MDA plädiert für ein Waffenrecht mit Sinn und Verstand, ohne ein generelles Verbot zu fordern. Hauptziel ist es, die Verbreitung halbautomatischer Waffen einzudämmen. Dazu organisiert die Initiative Aktionen über soziale Netzwerke, beteiligt sich an Demos oder mobilisiert Frauen, mit Kinderwagen die Büros von Politikern zu belagern.

Weltweit erregt MDA seit Ende März Aufmerksamkeit - mit einer Kinderfoto-Kampagne, die unter anderem über Facebook verbreitet wird. Thema ist der Irrwitz des Status quo: Die Kampagne zeigt, was in den USA so alles verboten ist oder an Schulen nicht zugelassen wird - und fragt dann, warum das mit Waffen nicht geschieht. Manche dieser Vergleiche hinken, aber ihr Ziel erreichen sie ohne Frage: Sie werfen ein Schlaglicht auf den alltäglichen Wahnsinn des amerikanischen Waffenrechts. SPIEGEL ONLINE befragte Watts zu den Hintergründen.

SPIEGEL ONLINE: Mrs Watts, Ihre Choose-One-Kampagne geht gerade um die Welt. Wer hatte die Idee?

Shannon Watts: Ich habe mit der Dependance von Grey Advertising in Toronto zusammengearbeitet. Grey hat das gratis gemacht, für den guten Zweck.

SPIEGEL ONLINE: Sind einige der Beispiele nicht ein wenig weit hergeholt? Rotkäppchen mag ja in US-Schulen unerwünscht sein, aber das gilt ja wohl auch für Waffen, oder?

Watts: Es gibt Schulen, die Bücher und Spiele verbieten, um die Sicherheit von Kindern zu wahren, aber als Nation sind wir nicht dazu bereit, Sturmgewehre zu verbieten. Selbst nachdem 20 Kinder in ihrer Grundschule niedergemetzelt wurden, in der sie sich geborgen fühlen sollten. Und Waffen sind nicht an allen Schulen verboten. Einige Universitäten erlauben Waffen auf dem Campus. Im Bundesstaat Indiana wurde kürzlich vorgeschlagen, bewaffnete Freiwillige in allen öffentlichen Schulen einzusetzen. Für bewaffnete Wächter an allen Schulen im Lande ist auch die National Rifle Association (NRA).

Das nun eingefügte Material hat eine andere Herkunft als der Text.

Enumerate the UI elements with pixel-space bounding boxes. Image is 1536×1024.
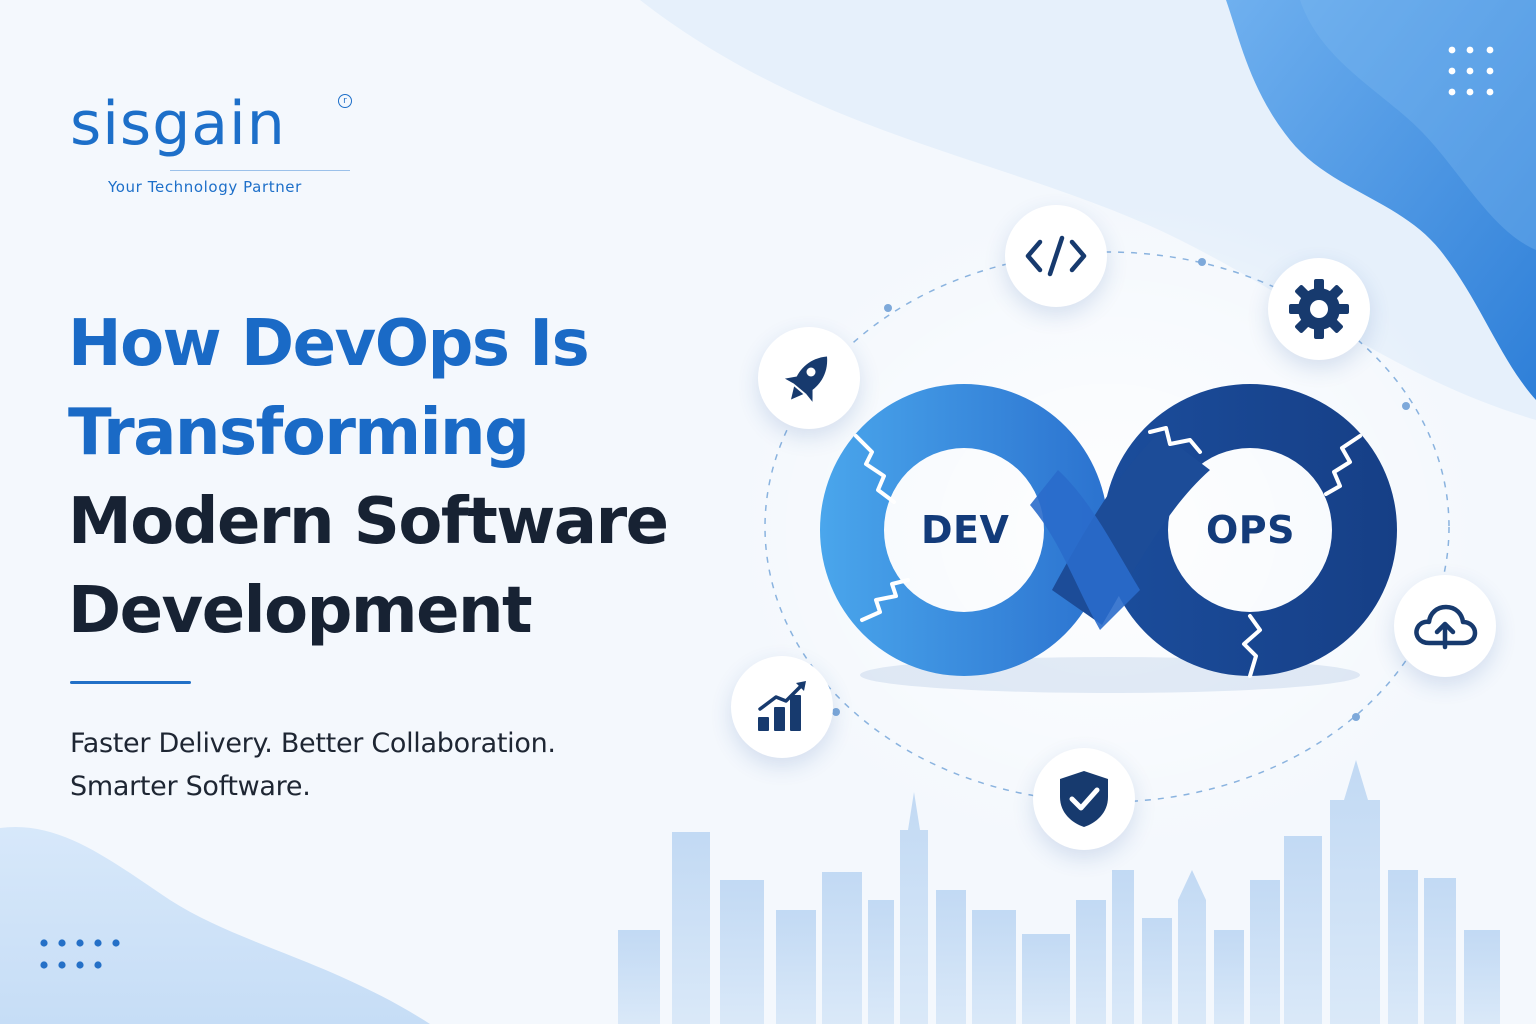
subheadline-line-1: Faster Delivery. Better Collaboration. — [70, 728, 556, 759]
code-icon — [1025, 235, 1087, 277]
code-icon-badge — [1005, 205, 1107, 307]
registered-mark: r — [338, 94, 352, 108]
shield-check-icon-badge — [1033, 748, 1135, 850]
page-title: How DevOps Is Transforming Modern Softwa… — [68, 300, 708, 656]
rocket-icon-badge — [758, 327, 860, 429]
bar-chart-icon — [758, 681, 806, 731]
rocket-icon — [784, 356, 828, 402]
dev-label: DEV — [921, 508, 1010, 552]
ops-label: OPS — [1206, 508, 1296, 552]
brand-tagline: Your Technology Partner — [108, 178, 302, 196]
headline-divider — [70, 681, 191, 684]
brand-logo: sisgain r Your Technology Partner — [70, 88, 360, 196]
subheadline-line-2: Smarter Software. — [70, 771, 311, 802]
headline-line-3: Modern Software — [68, 485, 669, 559]
headline-line-1: How DevOps Is — [68, 307, 590, 381]
cloud-upload-icon-badge — [1394, 575, 1496, 677]
subheadline: Faster Delivery. Better Collaboration. S… — [70, 722, 556, 808]
brand-name: sisgain — [70, 89, 286, 159]
headline-line-2: Transforming — [68, 396, 530, 470]
headline-line-4: Development — [68, 574, 533, 648]
gear-icon — [1289, 279, 1349, 339]
shield-check-icon — [1060, 771, 1108, 827]
cloud-upload-icon — [1414, 604, 1478, 650]
logo-rule — [170, 170, 350, 171]
bar-chart-icon-badge — [731, 656, 833, 758]
gear-icon-badge — [1268, 258, 1370, 360]
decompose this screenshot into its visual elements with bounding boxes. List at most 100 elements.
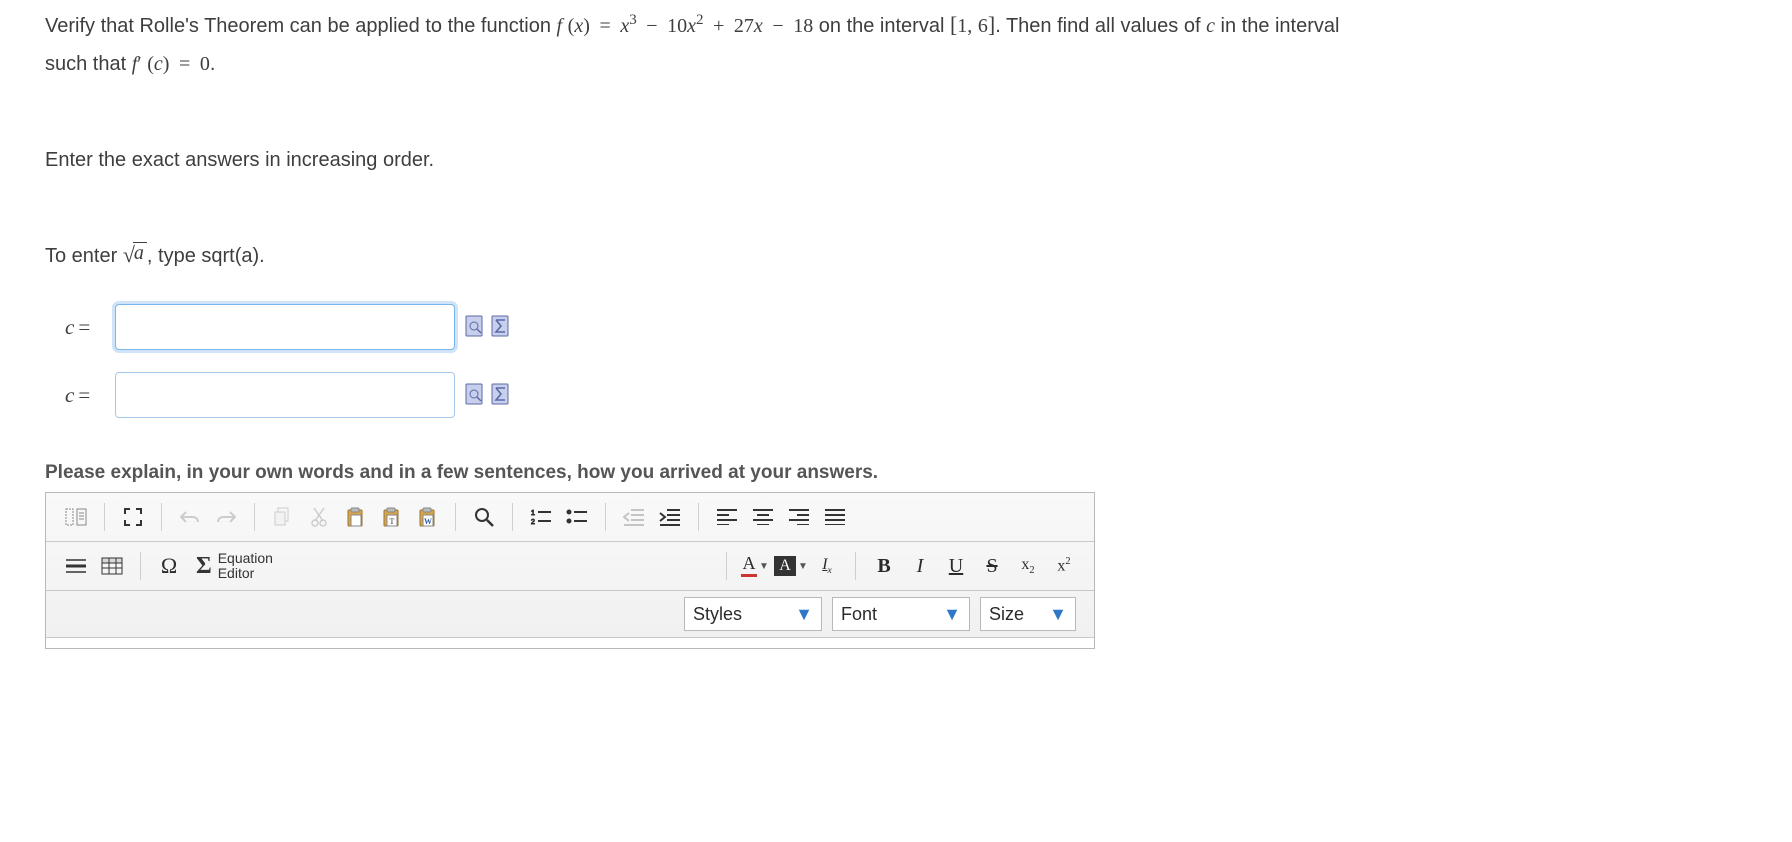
question-prefix: Verify that Rolle's Theorem can be appli…: [45, 15, 557, 37]
remove-format-button[interactable]: Ix: [809, 548, 845, 584]
term-x3: x: [754, 15, 763, 37]
indent-icon[interactable]: [652, 499, 688, 535]
copy-icon[interactable]: [265, 499, 301, 535]
such-that-text: such that: [45, 53, 132, 75]
subscript-button[interactable]: x2: [1010, 548, 1046, 584]
after-interval-text: . Then find all values of: [995, 15, 1206, 37]
on-interval-text: on the interval: [819, 15, 950, 37]
strikethrough-icon: S: [986, 555, 997, 578]
bold-icon: B: [877, 555, 890, 578]
sigma-icon[interactable]: [489, 381, 513, 409]
minus1: −: [642, 15, 661, 37]
text-color-button[interactable]: A ▼: [737, 548, 773, 584]
instr2-post: , type sqrt(a).: [147, 245, 265, 267]
sqrt-arg: a: [133, 242, 147, 263]
c-input-2[interactable]: [115, 372, 455, 418]
period: .: [210, 53, 216, 75]
minus2: −: [768, 15, 787, 37]
underline-button[interactable]: U: [938, 548, 974, 584]
chevron-down-icon: ▼: [795, 604, 813, 625]
underline-icon: U: [949, 555, 963, 578]
align-left-icon[interactable]: [709, 499, 745, 535]
styles-combo[interactable]: Styles ▼: [684, 597, 822, 631]
c-input-1[interactable]: [115, 304, 455, 350]
chevron-down-icon: ▼: [798, 561, 808, 572]
answer-row: c=: [65, 372, 1747, 418]
svg-text:1: 1: [531, 510, 535, 517]
numbered-list-icon[interactable]: 12: [523, 499, 559, 535]
fn-f: f: [557, 15, 563, 37]
toolbar-row-2: Ω Σ Equation Editor A ▼: [46, 542, 1094, 591]
term-x2: x: [687, 15, 696, 37]
text-color-icon: A: [741, 555, 757, 576]
cut-icon[interactable]: [301, 499, 337, 535]
in-interval-text: in the interval: [1215, 15, 1340, 37]
bold-button[interactable]: B: [866, 548, 902, 584]
svg-text:2: 2: [531, 519, 535, 526]
superscript-button[interactable]: x2: [1046, 548, 1082, 584]
answer-label: c=: [65, 315, 103, 340]
italic-icon: I: [917, 555, 924, 578]
outdent-icon[interactable]: [616, 499, 652, 535]
sqrt-sample: √ a: [123, 242, 147, 268]
special-char-icon[interactable]: Ω: [151, 548, 187, 584]
toolbar-row-1: T W 12: [46, 493, 1094, 542]
italic-button[interactable]: I: [902, 548, 938, 584]
bg-color-icon: A: [774, 556, 796, 576]
maximize-icon[interactable]: [115, 499, 151, 535]
explain-prompt: Please explain, in your own words and in…: [45, 462, 1747, 484]
bg-color-button[interactable]: A ▼: [773, 548, 809, 584]
find-icon[interactable]: [466, 499, 502, 535]
undo-icon[interactable]: [172, 499, 208, 535]
interval-a: 1: [957, 15, 967, 37]
sigma-icon[interactable]: [489, 313, 513, 341]
answer-row: c=: [65, 304, 1747, 350]
label-eq: =: [74, 315, 90, 339]
remove-format-icon: Ix: [822, 556, 832, 576]
preview-icon[interactable]: [463, 313, 487, 341]
interval-comma: ,: [967, 15, 972, 37]
toolbar-row-3: Styles ▼ Font ▼ Size ▼: [46, 591, 1094, 638]
chevron-down-icon: ▼: [1049, 604, 1067, 625]
editor-body[interactable]: [46, 638, 1094, 648]
source-icon[interactable]: [58, 499, 94, 535]
align-justify-icon[interactable]: [817, 499, 853, 535]
label-c: c: [65, 315, 74, 339]
redo-icon[interactable]: [208, 499, 244, 535]
sigma-glyph-icon: Σ: [196, 553, 212, 580]
styles-label: Styles: [693, 604, 742, 625]
instruction-sqrt: To enter √ a , type sqrt(a).: [45, 242, 1747, 268]
align-center-icon[interactable]: [745, 499, 781, 535]
paste-text-icon[interactable]: T: [373, 499, 409, 535]
preview-icon[interactable]: [463, 381, 487, 409]
fn-arg-x: x: [574, 15, 583, 37]
paste-word-icon[interactable]: W: [409, 499, 445, 535]
svg-text:W: W: [424, 517, 432, 526]
paste-icon[interactable]: [337, 499, 373, 535]
equation-editor-button[interactable]: Σ Equation Editor: [187, 548, 282, 584]
font-combo[interactable]: Font ▼: [832, 597, 970, 631]
chevron-down-icon: ▼: [759, 561, 769, 572]
answer-rows: c= c=: [65, 304, 1747, 418]
exp-3: 3: [629, 12, 637, 28]
term-x1: x: [620, 15, 629, 37]
coef-18: 18: [793, 15, 813, 37]
fprime-open: (: [147, 53, 154, 75]
size-combo[interactable]: Size ▼: [980, 597, 1076, 631]
prime-char: ′: [137, 53, 141, 75]
horizontal-rule-icon[interactable]: [58, 548, 94, 584]
coef-10: 10: [667, 15, 687, 37]
table-icon[interactable]: [94, 548, 130, 584]
font-label: Font: [841, 604, 877, 625]
plus1: +: [709, 15, 728, 37]
label-eq: =: [74, 383, 90, 407]
eq-sign: =: [595, 15, 614, 37]
strikethrough-button[interactable]: S: [974, 548, 1010, 584]
answer-label: c=: [65, 383, 103, 408]
fprime-c: c: [154, 53, 163, 75]
superscript-icon: x2: [1057, 556, 1070, 575]
question-text: Verify that Rolle's Theorem can be appli…: [45, 8, 1747, 79]
bulleted-list-icon[interactable]: [559, 499, 595, 535]
align-right-icon[interactable]: [781, 499, 817, 535]
zero: 0: [200, 53, 210, 75]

SPIEGEL ONLINE: Die Waffenlobby in den USA mag einflussreich sein, aber spiegelt sich darin nicht auch die öffentliche Meinung? Viele Amerikaner sehen das Recht, eine Waffe zu tragen, als fundamentales Bürgerrecht.

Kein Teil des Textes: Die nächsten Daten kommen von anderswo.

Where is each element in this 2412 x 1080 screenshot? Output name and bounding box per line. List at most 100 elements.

Watts: Umfragen zufolge sind 90 Prozent der Amerikaner damit einverstanden, dass Waffenkäufer überprüft werden. Fast 60 Prozent befürworten ein Verbot von Sturmgewehren. Sogar die Mehrheit der NRA-Mitglieder unterstützt vernunftorientierte Reformen des Waffenrechts. Aber unser Kongress ist so abhängig von der Waffenlobby, dass eine Änderung schwer zu erreichen ist.

SPIEGEL ONLINE: Gibt es denn eine realistische Chance, strengere Waffengesetze durchzusetzen?

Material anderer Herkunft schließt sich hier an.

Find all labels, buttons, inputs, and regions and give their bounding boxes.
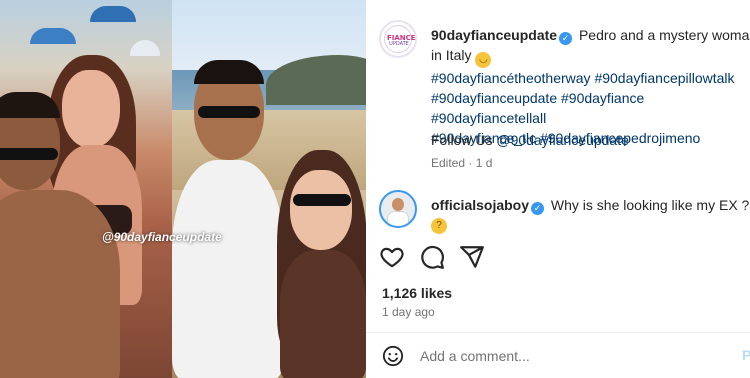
hashtag-link[interactable]: #90dayfiancepillowtalk: [594, 70, 734, 86]
beach-umbrella: [130, 40, 160, 56]
post-timestamp: 1 day ago: [382, 305, 435, 319]
post-caption: 90dayfianceupdate ✓ Pedro and a mystery w…: [431, 25, 750, 148]
commenter-username[interactable]: officialsojaboy: [431, 197, 529, 213]
share-icon[interactable]: [459, 244, 485, 270]
comment-emoji: ?: [431, 213, 447, 234]
comment-text: Why is she looking like my EX ?: [550, 197, 750, 213]
comment-row: officialsojaboy ✓ Why is she looking like…: [431, 195, 750, 215]
photo-watermark: @90dayfianceupdate: [102, 230, 222, 244]
hashtag-link[interactable]: #90dayfiancetellall: [431, 110, 546, 126]
hashtag-link[interactable]: #90dayfiance: [561, 90, 644, 106]
follow-line: Follow Us @90dayfianceupdate: [431, 132, 629, 148]
likes-count[interactable]: 1,126 likes: [382, 285, 452, 301]
post-photo[interactable]: @90dayfianceupdate: [0, 0, 366, 378]
author-avatar-logo: FIANCE UPDATE: [384, 25, 415, 53]
author-avatar[interactable]: FIANCE UPDATE: [379, 20, 417, 58]
hashtag-link[interactable]: #90dayfiancétheotherway: [431, 70, 591, 86]
photo-left-panel: [0, 0, 172, 378]
author-username[interactable]: 90dayfianceupdate: [431, 27, 557, 43]
divider: [366, 332, 750, 333]
follow-prefix: Follow Us: [431, 132, 493, 148]
post-meta: Edited · 1 d: [431, 156, 493, 170]
hashtag-link[interactable]: #90dayfianceupdate: [431, 90, 557, 106]
verified-badge-icon: ✓: [531, 202, 545, 215]
photo-right-panel: [172, 0, 366, 378]
post-detail-panel: FIANCE UPDATE 90dayfianceupdate ✓ Pedro a…: [366, 0, 750, 378]
beach-umbrella: [30, 28, 76, 44]
comment-input[interactable]: [420, 345, 720, 367]
post-comment-button[interactable]: P: [742, 347, 750, 363]
commenter-avatar[interactable]: [379, 190, 417, 228]
comment-icon[interactable]: [419, 244, 445, 270]
emoji-picker-icon[interactable]: [382, 345, 404, 367]
hill: [266, 55, 366, 105]
verified-badge-icon: ✓: [559, 32, 573, 45]
heart-icon[interactable]: [379, 244, 405, 270]
laughing-emoji-icon: ◡: [475, 52, 492, 68]
add-comment-bar: P: [366, 334, 750, 378]
beach-umbrella: [90, 6, 136, 22]
follow-handle-link[interactable]: @90dayfianceupdate: [496, 132, 629, 148]
thinking-emoji-icon: ?: [431, 218, 447, 234]
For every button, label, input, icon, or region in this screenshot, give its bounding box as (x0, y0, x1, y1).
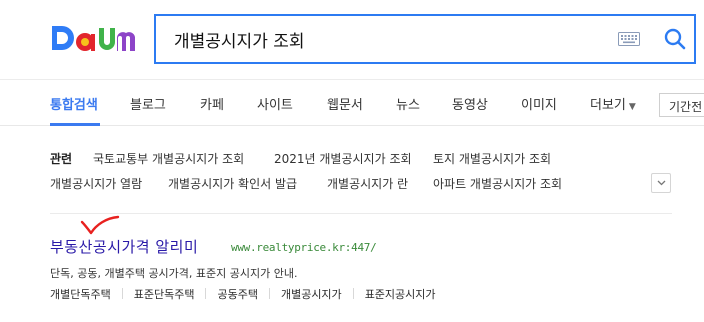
chevron-down-icon (657, 180, 666, 186)
related-item[interactable]: 개별공시지가 란 (327, 175, 408, 192)
search-box (154, 14, 696, 64)
related-item[interactable]: 개별공시지가 열람 (50, 175, 142, 192)
header (0, 0, 704, 80)
active-tab-indicator (50, 123, 100, 126)
result-sublinks: 개별단독주택 표준단독주택 공동주택 개별공시지가 표준지공시지가 (50, 286, 436, 302)
tab-news[interactable]: 뉴스 (396, 94, 420, 113)
sublink[interactable]: 개별공시지가 (281, 288, 342, 301)
related-item[interactable]: 개별공시지가 확인서 발급 (168, 175, 297, 192)
tab-web-docs[interactable]: 웹문서 (327, 94, 363, 113)
related-label: 관련 (50, 152, 73, 166)
red-check-annotation (80, 215, 120, 235)
related-item[interactable]: 토지 개별공시지가 조회 (433, 150, 551, 167)
chevron-down-icon: ▼ (628, 102, 636, 112)
tab-images[interactable]: 이미지 (521, 94, 557, 113)
daum-logo[interactable] (50, 20, 136, 56)
tab-cafe[interactable]: 카페 (200, 94, 224, 113)
sublink[interactable]: 표준단독주택 (134, 288, 195, 301)
related-item[interactable]: 아파트 개별공시지가 조회 (433, 175, 562, 192)
tab-blog[interactable]: 블로그 (130, 94, 166, 113)
more-menu[interactable]: 더보기 ▼ (590, 94, 636, 113)
related-expand-button[interactable] (651, 173, 671, 193)
sublink[interactable]: 공동주택 (217, 288, 257, 301)
result-url-link[interactable]: www.realtyprice.kr:447/ (231, 241, 377, 254)
more-label: 더보기 (590, 98, 626, 113)
separator (268, 288, 270, 299)
related-item[interactable]: 2021년 개별공시지가 조회 (274, 150, 412, 167)
tab-site[interactable]: 사이트 (257, 94, 293, 113)
separator (121, 288, 123, 299)
tab-all[interactable]: 통합검색 (50, 94, 98, 113)
search-icon[interactable] (664, 28, 686, 50)
tab-video[interactable]: 동영상 (452, 94, 488, 113)
separator (352, 288, 354, 299)
divider (50, 213, 672, 214)
related-item[interactable]: 국토교통부 개별공시지가 조회 (93, 150, 244, 167)
result-description: 단독, 공동, 개별주택 공시가격, 표준지 공시지가 안내. (50, 267, 298, 280)
related-searches: 관련 국토교통부 개별공시지가 조회 2021년 개별공시지가 조회 토지 개별… (50, 150, 672, 200)
separator (205, 288, 207, 299)
keyboard-icon[interactable] (618, 32, 640, 46)
sublink[interactable]: 개별단독주택 (50, 288, 111, 301)
search-input[interactable] (174, 26, 604, 52)
result-title-link[interactable]: 부동산공시가격 알리미 (50, 236, 198, 257)
search-tabs: 통합검색 블로그 카페 사이트 웹문서 뉴스 동영상 이미지 더보기 ▼ (0, 80, 704, 126)
period-filter[interactable]: 기간전 (659, 93, 704, 117)
sublink[interactable]: 표준지공시지가 (365, 288, 436, 301)
period-label: 기간전 (669, 100, 703, 114)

Watts: Es wird irgendwann passieren, aber es wird eine Weile dauern, den Schaden wiedergutzumachen, den die Waffenlobby über die letzten drei Jahrzehnte verursacht hat.

SPIEGEL ONLINE: Was treibt so viele Amerikaner dazu an, eine Waffe besitzen zu wollen?

Watts: Es gibt eine Angstkampagne, die von der Waffenlobby getrieben wird: Angst davor, dass einem Rechte genommen werden; Angst davor, von jemandem ermordet zu werden; Angst davor, dass die Regierung ihre Bürger angreifen könnte. Es gibt diesen Irrglauben, dass das durch den zweiten Verfassungszusatz gewährte Recht auf eine Waffe grenzenlos sei.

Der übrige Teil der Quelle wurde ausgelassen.